Venice 2018 review: Joy (Sudabeh Mortezai)

Joy (Joy Anwulika Alphonsus) is almost rid of her debt. That does not mean she is safe in any way, not at all; as if coming from Nigeria to Europe was not challenging enough, the real struggle is now managing to stay in Austria instead of being sent back to Africa. The film for which she is the namesake follows her and other African women in simple moments, just having fun or enjoying an ordinary conversation, but make no mistake: these women are forced to work as prostitutes to pay off their debts. A newcomer, Precious (Precious Mariam Sanusi), is assigned to Joy for supervision. In the film’s opening scene we have seen this girl back in her home country in a ritual performed by a juju priest. It is a standard religious ceremony in which women who intend to leave the country have to be submitted to a magic spell cast on them by the priest, and be indebted for the money borrowed for the journey to Europe, thereby already being nudged towards a life of prostitution. If they do not comply, terrible things will happen to them or their family.

Director Sudabeh Mortezai’s documentarist approach frequently puts us in the middle of the action, only to take us out of it when scenes turn grim, choosing to turn to Alphonsus’ expressions to indicate what happens. When Precious is being brutally raped it happens in the background, but the eyes and tears of Joy let us experience the dreadful moment vividly. Her eyes speak a thousand languages. In the rare occasion of a situation in the film not being clear enough, one only has to look at her eyes, her expression, and the way she glances at someone to figure out what is going on.

Newly arrived in Vienna, Precious still wonders at simple things, like lights being on 24/7, even if they still cannot protect her during the nights when she has to satisfy her customers. She does not want this life, understandably, and begs her madam (Angela Ekeleme Pius) for another job, any job. Whatever it takes to take her away from a life of selling her body. The consequence of this request? The aforementioned rape. Yet here emerges one of the strengths of Mortezai’s directorial choices: by not showing or, to be more precise, showing just the right amount, Joy lets us understand much more than it would otherwise.

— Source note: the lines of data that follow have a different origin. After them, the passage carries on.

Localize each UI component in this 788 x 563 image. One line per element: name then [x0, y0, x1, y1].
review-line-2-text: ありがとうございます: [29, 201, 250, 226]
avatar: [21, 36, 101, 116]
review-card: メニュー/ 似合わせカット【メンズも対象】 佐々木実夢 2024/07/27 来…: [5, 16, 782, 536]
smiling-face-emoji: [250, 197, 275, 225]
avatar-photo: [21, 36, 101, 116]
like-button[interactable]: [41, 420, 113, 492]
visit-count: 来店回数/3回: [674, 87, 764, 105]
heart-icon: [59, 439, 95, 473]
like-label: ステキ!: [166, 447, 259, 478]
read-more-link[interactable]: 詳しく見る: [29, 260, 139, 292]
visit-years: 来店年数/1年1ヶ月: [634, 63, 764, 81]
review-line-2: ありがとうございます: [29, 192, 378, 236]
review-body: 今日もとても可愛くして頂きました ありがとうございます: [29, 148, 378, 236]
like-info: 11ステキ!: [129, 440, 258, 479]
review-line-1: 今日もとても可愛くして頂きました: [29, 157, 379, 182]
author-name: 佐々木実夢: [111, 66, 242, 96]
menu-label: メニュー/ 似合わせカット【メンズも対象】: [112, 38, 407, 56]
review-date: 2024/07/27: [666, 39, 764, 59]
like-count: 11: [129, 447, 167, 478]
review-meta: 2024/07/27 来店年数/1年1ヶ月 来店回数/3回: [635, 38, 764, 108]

Even if they are never explicitly shown, that does not mean the film is lacking in atrocious sequences, but no matter how terrible the situation they are never gratuitously shown, and have all the more impact for it.

One can look at Joy as just another film about an urgent subject, tackled from the usual standpoint of abuse. In the end there is no statement but just the story of a woman stuck in a diabolical loop, despite the political implications that story has. This haunting sense of no escape is something Mortezai’s storytelling builds one brick after another, without rushing to any conclusion whatsoever. Joy’s parable manages to clarify the difference between living and surviving: one doesn’t even need to be that decent a person in order to get how deep this difference can be.